Si Hanson puede dejar atrás su carrera de trucos y consignas populistas sin ninguna política, la coalición enfrenta la aterradora posibilidad de que One Nation obtenga escaños en los distritos exteriores y a nivel regional federal.
Hanson dijo que la victoria era una señal de desilusión con los principales partidos políticos, pero el líder liberal Tim Wilson no descartaría incorporar a One Nation a la coalición, un rumbo que podría tener buena aceptación en las regiones pero que parece un globo de plomo en las ciudades de toda Australia.
Los liberales sufrieron una oscilación de más del 30 por ciento, una derrota que se debió a una serie de errores políticos.
El partido ha estado cojeando desde que Peter Dutton perdió las elecciones de 2025 y los votantes conservadores insatisfechos, impulsados por la creciente desconfianza y el descontento, se han alejado mientras los parlamentarios se involucraban en batallas de liderazgo.
Sky News es un importante medio de comunicación en la región de Australia y su cobertura unidimensional proporcionó a los votantes de Farrer una dieta constante de una sola nación, pero socavar a la líder liberal Sussan Ley se sintió como un insulto para los lugareños que habían votado por ella durante 25 años. A la lesión se sumó la decisión de favorecer a One Nation. Sin duda, su agenda antiinmigrante seguirá perjudicando a los laboristas en las próximas elecciones en Victoria y Nueva Gales del Sur.
Hanson ha criticado al Partido Laborista desde que irrumpió en el escenario nacional como candidata liberal rechazada de Queensland en 1996, pero la captura de cuatro escaños por parte de One Nation en las elecciones del sur de Australia en marzo y su fuerte desempeño en las elecciones parciales del 2 de mayo en un bastión liberal victoriano muestran que se está apegando a su propio lado de la política.
Los temas que impulsan el cambio de opinión de los votantes conservadores son la inmigración, el costo de vida y la asequibilidad de la vivienda, pero el gran juego de Hanson es capitalizar a los votantes que sienten que se han perdido algo.
Y en comparación con las grandes ciudades, los votantes de la región de Australia se están perdiendo mucho. Han visto el éxodo de médicos, aerolíneas y bancos a medida que las áreas metropolitanas se han dotado de atención sanitaria especializada.salud aliadaApoyo a la salud mentalservicios especializados para discapacitados y transporte público fiable.

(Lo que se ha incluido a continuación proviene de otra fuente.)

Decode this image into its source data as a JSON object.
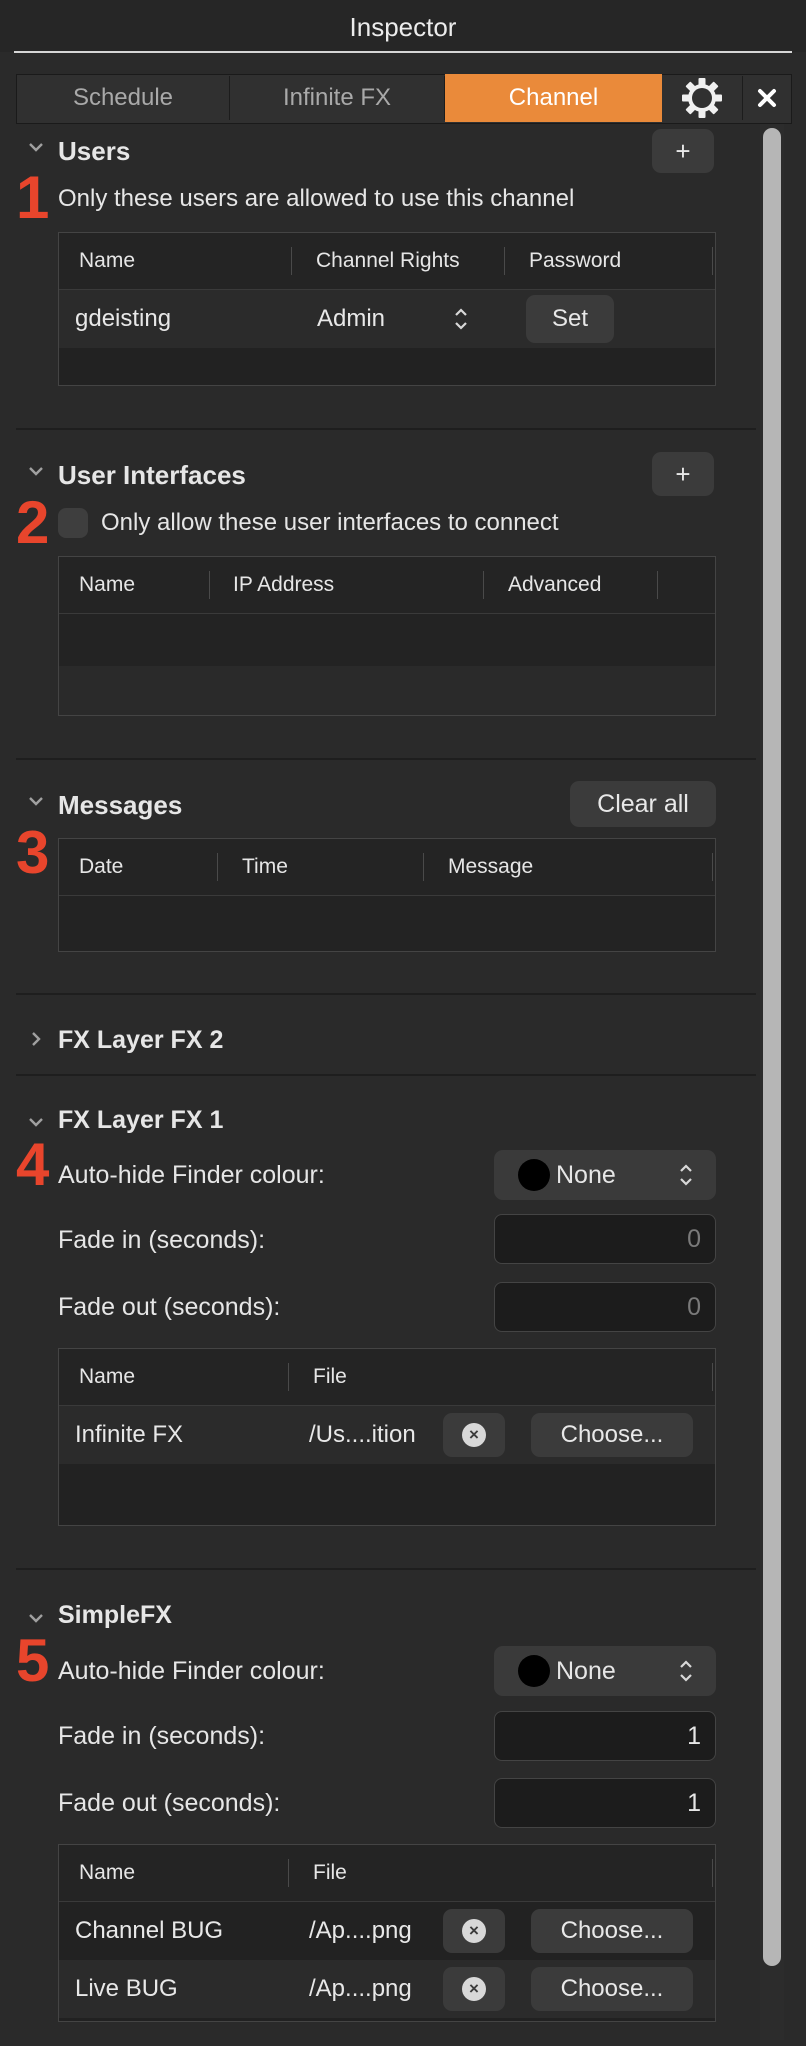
{
  "window": {
    "title": "Inspector"
  },
  "tabs": {
    "schedule": "Schedule",
    "infinite_fx": "Infinite FX",
    "channel": "Channel",
    "settings_icon": "gear-icon",
    "close_icon": "close-icon"
  },
  "colors": {
    "accent": "#ea8a3a",
    "annotation": "#e8452c"
  },
  "users": {
    "title": "Users",
    "number": "1",
    "add_label": "+",
    "description": "Only these users are allowed to use this channel",
    "columns": [
      "Name",
      "Channel Rights",
      "Password"
    ],
    "rows": [
      {
        "name": "gdeisting",
        "rights": "Admin",
        "password_button": "Set"
      }
    ]
  },
  "user_interfaces": {
    "title": "User Interfaces",
    "number": "2",
    "add_label": "+",
    "checkbox_label": "Only allow these user interfaces to connect",
    "checked": false,
    "columns": [
      "Name",
      "IP Address",
      "Advanced"
    ]
  },
  "messages": {
    "title": "Messages",
    "number": "3",
    "clear_label": "Clear all",
    "columns": [
      "Date",
      "Time",
      "Message"
    ]
  },
  "fx_layer_2": {
    "title": "FX Layer FX 2",
    "expanded": false
  },
  "fx_layer_1": {
    "title": "FX Layer FX 1",
    "number": "4",
    "autohide_label": "Auto-hide Finder colour:",
    "autohide_value": "None",
    "fade_in_label": "Fade in (seconds):",
    "fade_in_value": "0",
    "fade_out_label": "Fade out (seconds):",
    "fade_out_value": "0",
    "columns": [
      "Name",
      "File"
    ],
    "rows": [
      {
        "name": "Infinite FX",
        "file": "/Us....ition",
        "choose": "Choose..."
      }
    ]
  },
  "simplefx": {
    "title": "SimpleFX",
    "number": "5",
    "autohide_label": "Auto-hide Finder colour:",
    "autohide_value": "None",
    "fade_in_label": "Fade in (seconds):",
    "fade_in_value": "1",
    "fade_out_label": "Fade out (seconds):",
    "fade_out_value": "1",
    "columns": [
      "Name",
      "File"
    ],
    "rows": [
      {
        "name": "Channel BUG",
        "file": "/Ap....png",
        "choose": "Choose..."
      },
      {
        "name": "Live BUG",
        "file": "/Ap....png",
        "choose": "Choose..."
      }
    ]
  }
}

Al tratar a los australianos de la región como ciudadanos de segunda clase, la Coalición y el Partido Laborista allanaron el camino para la histórica victoria de One Nation en Farrer, y los liberales están pagando el precio político.

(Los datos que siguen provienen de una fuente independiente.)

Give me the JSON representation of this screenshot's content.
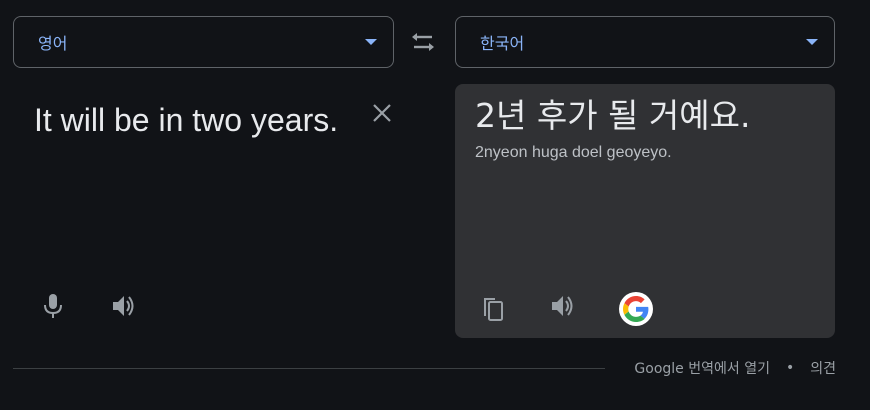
{
  "source": {
    "language": "영어",
    "text": "It will be in two years."
  },
  "target": {
    "language": "한국어",
    "text": "2년 후가 될 거예요.",
    "romanization": "2nyeon huga doel geoyeyo."
  },
  "icons": {
    "swap": "swap-icon",
    "clear": "close-icon",
    "mic": "microphone-icon",
    "speaker": "speaker-icon",
    "copy": "copy-icon",
    "google": "google-logo-icon"
  },
  "footer": {
    "open_in_translate": "Google 번역에서 열기",
    "separator": "•",
    "feedback": "의견"
  },
  "colors": {
    "background": "#111317",
    "panel": "#303134",
    "accent": "#8ab4f8",
    "text": "#e8eaed",
    "muted": "#9aa0a6"
  }
}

El resultado de Farrer sugiere que sólo el Partido Nacional podría seguir defendiendo escaños regionales, pero incluso eso parece difícil. Eso deja al líder liberal Angus Taylor, que ha cambiado sus preferencias hacia One Nation, frente a la hercúlea tarea de convencer a los liberales del centro, algunos de los cuales se han rendido y no quieren que Bar Hanson regrese a casa. Buena suerte con eso.